3
votes

I couple of days ago I asked a question about injecting functors in the context of free-monads. The solution suggested there, based on Data Types à la Carte uses a class that represents a sort of containment relationship between functors.

-- | Class that represents the relationship between a functor 'sup' containing
-- a functor 'sub'.
class (Functor sub, Functor sup) => sub :-<: sup where
    inj :: sub a -> sup a

-- | A functor contains itself.
instance Functor f => f :-<: f where
    inj = id

-- | A functor is contained in the sum of that functor with another.
instance (Functor f, Functor g) => f :-<: (Sum f g) where
    inj = InL

-- | If a functor 'f' is contained in a functor 'g', then f is contained in the
-- sum of a third functor, say 'h', with 'g'.
instance (Functor f, Functor g, Functor h, f :-<: g) => f :-<: (Sum h g) where
    inj = InR . inj

Now consider the following data types:

type WeatherData = String

data WeatherServiceF a = Fetch (WeatherData -> a) deriving (Functor)

data StorageF a = Store WeatherData a deriving (Functor)

And a function with the following type

fetch :: (WeatherServiceF :-<: g) => Free g WeatherData

Where Free comes from the Control.Monad.Free module.

Then if I try to use this function as follows:

reportWeather :: Free (Sum WeatherServiceF StorageF) ()
reportWeather = do
    _ <- fetch
    return ()

I get an overlapping-instances error, saying:

• Overlapping instances for WeatherServiceF
                            :-<: Sum WeatherServiceF StorageF
    arising from a use of ‘fetch’
  Matching instances:
    two instances involving out-of-scope types
      instance (Functor f, Functor g) => f :-<: Sum f g

      instance (Functor f, Functor g, Functor h, f :-<: g) =>
               f :-<: Sum h g

Now, I understand that the first is a valid instance, but why the second is considered a valid instance as well?

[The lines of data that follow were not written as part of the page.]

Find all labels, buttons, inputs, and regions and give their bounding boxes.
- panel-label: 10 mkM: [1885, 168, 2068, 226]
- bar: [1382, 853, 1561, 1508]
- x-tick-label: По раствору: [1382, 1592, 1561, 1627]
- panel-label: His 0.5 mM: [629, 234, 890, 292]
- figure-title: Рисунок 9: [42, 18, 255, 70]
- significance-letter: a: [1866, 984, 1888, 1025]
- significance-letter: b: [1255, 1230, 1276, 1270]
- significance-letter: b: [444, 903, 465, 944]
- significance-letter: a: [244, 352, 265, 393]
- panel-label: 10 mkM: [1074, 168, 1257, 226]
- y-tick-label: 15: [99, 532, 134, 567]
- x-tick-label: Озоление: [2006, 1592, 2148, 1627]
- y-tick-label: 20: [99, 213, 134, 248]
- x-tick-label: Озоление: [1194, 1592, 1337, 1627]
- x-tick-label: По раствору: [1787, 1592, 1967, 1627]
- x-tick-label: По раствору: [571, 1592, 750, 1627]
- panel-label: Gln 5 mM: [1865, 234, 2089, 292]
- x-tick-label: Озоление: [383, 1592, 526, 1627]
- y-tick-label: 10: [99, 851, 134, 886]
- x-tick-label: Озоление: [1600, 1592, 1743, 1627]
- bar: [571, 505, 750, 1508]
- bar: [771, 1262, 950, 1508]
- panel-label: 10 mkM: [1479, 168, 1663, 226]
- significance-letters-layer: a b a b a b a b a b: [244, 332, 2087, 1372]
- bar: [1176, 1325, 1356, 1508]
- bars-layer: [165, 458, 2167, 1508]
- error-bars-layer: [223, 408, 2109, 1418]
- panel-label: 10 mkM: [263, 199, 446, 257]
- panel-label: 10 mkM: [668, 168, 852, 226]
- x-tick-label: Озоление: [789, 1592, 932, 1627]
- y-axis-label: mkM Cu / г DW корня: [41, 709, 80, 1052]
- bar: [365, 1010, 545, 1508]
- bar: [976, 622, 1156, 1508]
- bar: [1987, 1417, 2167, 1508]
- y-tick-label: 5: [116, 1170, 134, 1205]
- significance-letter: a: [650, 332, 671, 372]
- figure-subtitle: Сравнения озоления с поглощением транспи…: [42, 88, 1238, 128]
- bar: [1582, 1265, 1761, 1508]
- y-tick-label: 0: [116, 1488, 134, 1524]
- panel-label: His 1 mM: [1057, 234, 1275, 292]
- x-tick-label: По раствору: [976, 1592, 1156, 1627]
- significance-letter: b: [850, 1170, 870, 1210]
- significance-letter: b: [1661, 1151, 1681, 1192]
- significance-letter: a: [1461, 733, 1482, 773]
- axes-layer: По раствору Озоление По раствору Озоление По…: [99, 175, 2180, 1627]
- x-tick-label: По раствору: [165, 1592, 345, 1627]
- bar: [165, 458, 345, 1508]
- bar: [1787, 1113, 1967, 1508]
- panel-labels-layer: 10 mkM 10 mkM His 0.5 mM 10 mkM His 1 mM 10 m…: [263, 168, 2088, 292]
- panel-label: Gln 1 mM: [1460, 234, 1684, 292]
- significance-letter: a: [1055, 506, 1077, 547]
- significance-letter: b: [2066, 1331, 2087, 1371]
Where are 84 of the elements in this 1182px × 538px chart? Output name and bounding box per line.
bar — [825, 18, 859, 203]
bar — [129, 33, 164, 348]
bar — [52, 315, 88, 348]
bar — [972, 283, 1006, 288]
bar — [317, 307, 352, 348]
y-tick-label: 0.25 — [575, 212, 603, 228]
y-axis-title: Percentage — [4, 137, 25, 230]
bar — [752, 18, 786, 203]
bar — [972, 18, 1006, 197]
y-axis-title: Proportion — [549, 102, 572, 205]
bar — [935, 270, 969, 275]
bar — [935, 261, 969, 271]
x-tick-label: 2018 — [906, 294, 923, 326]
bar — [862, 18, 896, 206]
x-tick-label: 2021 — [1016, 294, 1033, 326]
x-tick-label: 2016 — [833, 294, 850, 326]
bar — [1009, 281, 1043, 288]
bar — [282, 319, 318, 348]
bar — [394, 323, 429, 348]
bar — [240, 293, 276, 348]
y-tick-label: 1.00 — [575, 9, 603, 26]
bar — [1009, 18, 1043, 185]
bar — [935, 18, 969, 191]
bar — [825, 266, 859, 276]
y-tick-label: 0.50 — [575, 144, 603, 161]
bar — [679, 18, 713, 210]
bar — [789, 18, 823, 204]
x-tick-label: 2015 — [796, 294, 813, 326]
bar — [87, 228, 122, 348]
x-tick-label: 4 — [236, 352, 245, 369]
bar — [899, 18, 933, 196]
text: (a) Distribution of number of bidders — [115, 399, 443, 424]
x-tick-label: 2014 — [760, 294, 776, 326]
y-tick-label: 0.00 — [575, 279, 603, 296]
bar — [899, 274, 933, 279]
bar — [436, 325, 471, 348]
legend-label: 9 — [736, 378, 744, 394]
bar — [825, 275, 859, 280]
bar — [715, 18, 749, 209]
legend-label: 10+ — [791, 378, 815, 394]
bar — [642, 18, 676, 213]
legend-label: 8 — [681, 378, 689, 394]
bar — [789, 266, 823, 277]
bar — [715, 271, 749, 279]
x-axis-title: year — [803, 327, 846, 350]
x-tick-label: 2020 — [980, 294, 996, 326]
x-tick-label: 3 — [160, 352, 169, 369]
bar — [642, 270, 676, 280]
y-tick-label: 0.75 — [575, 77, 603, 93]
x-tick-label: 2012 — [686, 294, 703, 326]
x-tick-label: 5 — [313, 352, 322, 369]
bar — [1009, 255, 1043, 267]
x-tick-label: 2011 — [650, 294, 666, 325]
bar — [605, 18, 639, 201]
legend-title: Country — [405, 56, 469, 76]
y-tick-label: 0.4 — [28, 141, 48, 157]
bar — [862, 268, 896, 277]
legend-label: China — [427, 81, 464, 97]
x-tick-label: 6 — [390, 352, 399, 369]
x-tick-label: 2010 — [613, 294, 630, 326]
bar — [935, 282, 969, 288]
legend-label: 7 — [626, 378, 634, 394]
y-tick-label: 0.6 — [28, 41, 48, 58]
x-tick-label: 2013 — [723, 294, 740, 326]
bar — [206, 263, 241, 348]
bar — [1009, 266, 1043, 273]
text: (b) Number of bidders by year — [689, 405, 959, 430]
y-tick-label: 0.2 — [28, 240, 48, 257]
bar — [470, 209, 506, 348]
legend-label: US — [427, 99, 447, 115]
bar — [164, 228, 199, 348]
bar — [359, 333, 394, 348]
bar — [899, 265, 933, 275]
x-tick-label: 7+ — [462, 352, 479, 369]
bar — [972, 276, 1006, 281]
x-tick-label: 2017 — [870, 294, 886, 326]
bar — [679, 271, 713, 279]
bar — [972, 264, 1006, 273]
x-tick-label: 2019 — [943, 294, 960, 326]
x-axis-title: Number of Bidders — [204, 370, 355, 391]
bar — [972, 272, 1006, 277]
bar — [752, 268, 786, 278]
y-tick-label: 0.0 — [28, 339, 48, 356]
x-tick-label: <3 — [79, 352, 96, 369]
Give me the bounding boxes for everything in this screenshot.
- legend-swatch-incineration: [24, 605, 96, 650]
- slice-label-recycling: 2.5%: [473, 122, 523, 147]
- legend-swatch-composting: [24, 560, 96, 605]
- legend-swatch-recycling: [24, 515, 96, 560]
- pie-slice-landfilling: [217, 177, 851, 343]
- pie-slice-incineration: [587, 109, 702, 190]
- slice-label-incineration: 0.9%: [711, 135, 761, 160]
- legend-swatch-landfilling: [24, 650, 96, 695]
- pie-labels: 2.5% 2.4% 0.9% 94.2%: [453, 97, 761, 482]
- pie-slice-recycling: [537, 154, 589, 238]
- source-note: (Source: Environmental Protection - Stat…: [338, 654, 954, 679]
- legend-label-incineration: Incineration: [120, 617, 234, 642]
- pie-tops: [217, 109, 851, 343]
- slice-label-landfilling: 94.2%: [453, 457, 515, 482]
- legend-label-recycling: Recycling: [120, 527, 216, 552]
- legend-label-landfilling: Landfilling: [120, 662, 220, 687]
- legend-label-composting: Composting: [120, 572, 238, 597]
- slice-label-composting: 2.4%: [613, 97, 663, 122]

If I instantiate the variables in the second case I would get

instance ( Functor WeatherServiceF
         , Functor StorageF
         , Functor WeatherServiceF
         , WeatherServiceF :-<: StorageF
         ) => WeatherServiceF :-<: Sum WeatherServiceF g

Which should not be an instance since it is not true that WeatherServiceF :-<: StorageF. Why is GHC inferring such an instance?

I have the following instances enabled:

{-# LANGUAGE DeriveFunctor         #-}
{-# LANGUAGE FlexibleContexts      #-}
{-# LANGUAGE FlexibleInstances     #-}
{-# LANGUAGE MultiParamTypeClasses #-}
{-# LANGUAGE TypeOperators         #-}
1

1 Answers

3
votes

The compiler has to be able to select instances by considering only the "head" of the instance, without looking at the constraints. The constraints are only considered once the applicable instance has been chosen. If it cannot decide between two instances looking only at the head, then they overlap.

The reason is that there is no guarantee that all of the instances used in the final complete program will be imported into this module. If the compiler ever committed to choosing an instance based on not being able to see an instance fulfilling a constraint of another instance, then different modules could make different choices about which of the two overlapping instances to use for the same type, based on the different set of instances available in each.

The overlap check is intended to stop that happening. So the only way it can do that is if GHC treats all constraints as at least potentially satisfiable when it's seeing which instances might apply in a given situation. When that leaves exactly one candidate, that candidate will remain regardless of what other instances are added or removed elsewhere in the program. It can then check that the necessary instances are available in this module to satisfy the constraints.